If you do not prefer to provide the AccountKey (a parameter in the primary storage connection string), you will need to grant access to our Graph Connectors Service for the following roles.
- Storage Blob Data Reader
- Storage Queue Data Contributor
- Storage Blob Delegator (only for hierarchical storage)
Navigate to the Access Control tab of your Azure Storage account, and follow the instructions there to grant access to the following app:
- First Party App ID: 56c1da01-2129-48f7-9355-af6d59d42766
- First Party App Name: Graph Connector Service
Storage account and queue notifications (Optional)
Support to process changes in real time in the Graph Connectors Service might be added in the future. In that case, we'll monitor Azure Storage change notifications stored in a queue. You'll need to create a queue in the same account as your Azure Storage account.

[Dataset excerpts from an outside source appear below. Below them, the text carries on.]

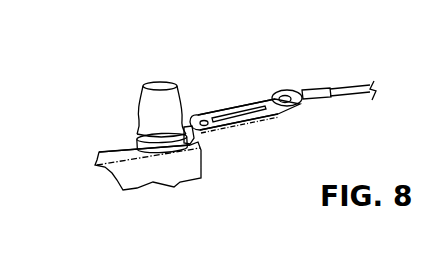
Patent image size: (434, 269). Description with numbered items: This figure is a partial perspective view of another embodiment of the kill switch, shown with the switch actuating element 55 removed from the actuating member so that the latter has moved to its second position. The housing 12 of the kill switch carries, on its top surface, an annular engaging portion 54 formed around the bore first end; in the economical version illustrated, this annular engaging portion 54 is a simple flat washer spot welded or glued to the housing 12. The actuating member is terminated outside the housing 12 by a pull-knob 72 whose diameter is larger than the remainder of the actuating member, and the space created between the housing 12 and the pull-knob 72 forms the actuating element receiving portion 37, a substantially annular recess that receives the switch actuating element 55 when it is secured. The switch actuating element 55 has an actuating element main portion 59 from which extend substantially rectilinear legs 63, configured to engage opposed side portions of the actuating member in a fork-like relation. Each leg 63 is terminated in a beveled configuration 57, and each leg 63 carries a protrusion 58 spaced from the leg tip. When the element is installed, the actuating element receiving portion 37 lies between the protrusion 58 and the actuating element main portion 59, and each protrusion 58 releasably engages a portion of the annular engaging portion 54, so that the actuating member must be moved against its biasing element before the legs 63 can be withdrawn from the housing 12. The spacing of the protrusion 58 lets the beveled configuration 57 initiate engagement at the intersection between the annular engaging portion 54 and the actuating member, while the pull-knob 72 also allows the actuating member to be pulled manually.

The housing 12 is at (104, 150).
The actuating element receiving portion 37 is at (142, 135).
The annular engaging portion 54 is at (153, 143).
The switch actuating element 55 is at (247, 102).
The beveled configuration 57 is at (192, 118).
The protrusion 58 is at (207, 132).
The actuating element main portion 59 is at (280, 118).
The legs 63 is at (205, 117).
The pull-knob 72 is at (146, 97).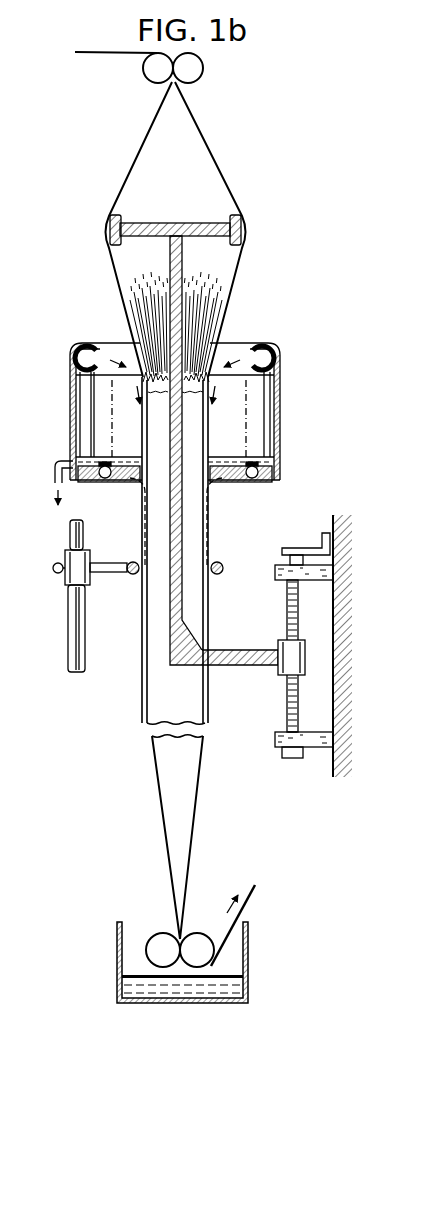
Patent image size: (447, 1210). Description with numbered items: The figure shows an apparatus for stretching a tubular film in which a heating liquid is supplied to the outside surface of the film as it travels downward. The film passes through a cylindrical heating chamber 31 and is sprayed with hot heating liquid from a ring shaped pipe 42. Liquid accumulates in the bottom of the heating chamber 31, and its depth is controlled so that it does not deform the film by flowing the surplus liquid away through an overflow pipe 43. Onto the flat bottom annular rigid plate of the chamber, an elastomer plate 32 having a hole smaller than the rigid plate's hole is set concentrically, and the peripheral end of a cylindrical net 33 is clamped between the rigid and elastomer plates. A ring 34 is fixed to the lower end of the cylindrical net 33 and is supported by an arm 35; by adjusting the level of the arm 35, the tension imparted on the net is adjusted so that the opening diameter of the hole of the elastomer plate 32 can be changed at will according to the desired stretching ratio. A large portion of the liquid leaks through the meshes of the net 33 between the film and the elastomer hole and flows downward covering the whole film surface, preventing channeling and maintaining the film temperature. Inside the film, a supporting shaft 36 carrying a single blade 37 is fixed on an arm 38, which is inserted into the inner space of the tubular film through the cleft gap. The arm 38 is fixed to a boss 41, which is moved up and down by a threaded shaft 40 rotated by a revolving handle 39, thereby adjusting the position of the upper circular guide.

The cylindrical heating chamber 31 is at (295, 405).
The elastomer plate 32 is at (140, 482).
The cylindrical net 33 is at (208, 500).
The ring 34 is at (222, 568).
The arm 35 is at (65, 583).
The supporting shaft 36 is at (169, 642).
The single blade 37 is at (183, 550).
The arm 38 is at (243, 666).
The revolving handle 39 is at (322, 540).
The threaded shaft 40 is at (287, 718).
The boss 41 is at (278, 672).
The ring shaped pipe 42 is at (94, 345).
The overflow pipe 43 is at (56, 465).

After you create a queue, go to the Events tab on the queue page to configure Event Subscription. Choose all the Blob events that the queue will receive, and connect the queue to the Azure Storage account.
Manage search permissions
Azure Data Lake Gen 2
On the Manage search permissions screen, you can choose to ingest the Access Control Lists (ACLs) from your Azure Data Lake Gen 2 Storage account. When these search permissions are set, search content is trimmed based on the permissions assigned to the signed-in Azure Active Directory user searching the content. Alternatively, you can choose to make all the content indexed from your storage account visible to everyone in your organization. In this case, everyone in your organization will have access to all the data in your storage account.
Azure Blob Storage
For a connection to Azure Blob Storage, all the content indexed from the configured source is visible to everyone in your organization. Access control lists are not supported at Blob level in Azure Blob Storage.
Manage search permissions
The Azure Data Lake Storage Gen2 connector supports search permissions visible to Everyone or Only people with access to this data source. Indexed data that appears in the search results could be visible to all users in the organization or only to users who have access to each item.
Assign property labels
You can assign a source property to each label by choosing from a menu of options. While this step is not mandatory, having some property labels will improve the search relevance and ensure more accurate search results for end users.
On the Manage Schema screen, you have the option to change the schema attributes (queryable, searchable, retrievable, and refinable) associated with the properties, add optional aliases, and choose the Content property.
Set the refresh schedule
On the Refresh Settings screen, you can set the incremental crawl interval and the full crawl interval. The default intervals for the Azure Data Lake Storage Gen2 connector are 15 minutes for an incremental crawl and one week for a full crawl.
A published connection for Azure Blob Storage cannot be reconfigured for Azure Data Lake Storage Gen2 source and vice-versa. In such scenarios, it is recommended to configure a new connection.